The technique we present herewith allowed for all the samples in the study group to almost completely avoid tissue shrinkage, by restoring the original dimensions with an easy and fast method, and keep these dimensions stable over time. In addition to its seen effectiveness, it should be emphasized that this technique is, first and foremost, easy to understand, fast, and inexpensive. As a matter of fact, this technique does not require any ad hoc material; indeed, any similar alternatives can be considered. Last but not least, no special know-how is needed. Hence, we propose a fast, cost-effective, and easily feasible procedure for skin shrinkage control.

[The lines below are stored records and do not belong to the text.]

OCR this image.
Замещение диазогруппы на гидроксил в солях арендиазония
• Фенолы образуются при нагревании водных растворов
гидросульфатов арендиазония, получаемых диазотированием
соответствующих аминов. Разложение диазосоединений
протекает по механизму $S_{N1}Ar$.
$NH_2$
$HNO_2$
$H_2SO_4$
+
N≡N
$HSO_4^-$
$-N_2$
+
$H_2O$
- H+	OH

The main limitations of this study stem from the relatively small number of collected samples, which inherently reduces the variability among the examined animals. This limited sample size can impact the generalizability of our findings. Additionally, the intrinsic challenges associated with the use of cadavers must be acknowledged. It is indeed possible that post-mortem changes influenced every measurement taken, especially because of the dehydration and lysis processes that naturally occur after death. These changes can alter tissue characteristics, potentially affecting the accuracy of the results. However, it is noteworthy that these post-mortem alterations were consistently observed across all specimens analyzed. Moreover, these findings were consistent and align well with previous studies reported in the literature, which include both live specimens and fresh feline cadavers [
5]. This consistency adds a level of validation to our results, suggesting that, despite the limitations, the study contributes valuable insight into a better and updated understanding of the issue and provides an effective method of control for feline skin shrinkage.
Every cat cadaver showing macroscopic skin diseases or lesions was excluded, but no histopathological examination was carried out to exclude the presence of microscopic skin lesions or changes. This may be a further limitation, as we could not exclude the presence of microscopic changes in the examined skin specimens, which we could not detect during the macroscopical evaluation.
Lastly, all measurements were conducted by a single individual, which typically results in more consistent values. However, this approach may also introduce a greater degree of subjectivity, potentially affecting the overall accuracy and reliability of the results. A balance between consistency and objectivity is essential in this context.
To address these limitations and validate these findings in everyday clinical practice, we plan to conduct additional research through subsequent prospective controlled trials. This approach will help ensure that the results are reliable and applicable in real-world settings, enhancing their significance and utility in patient care.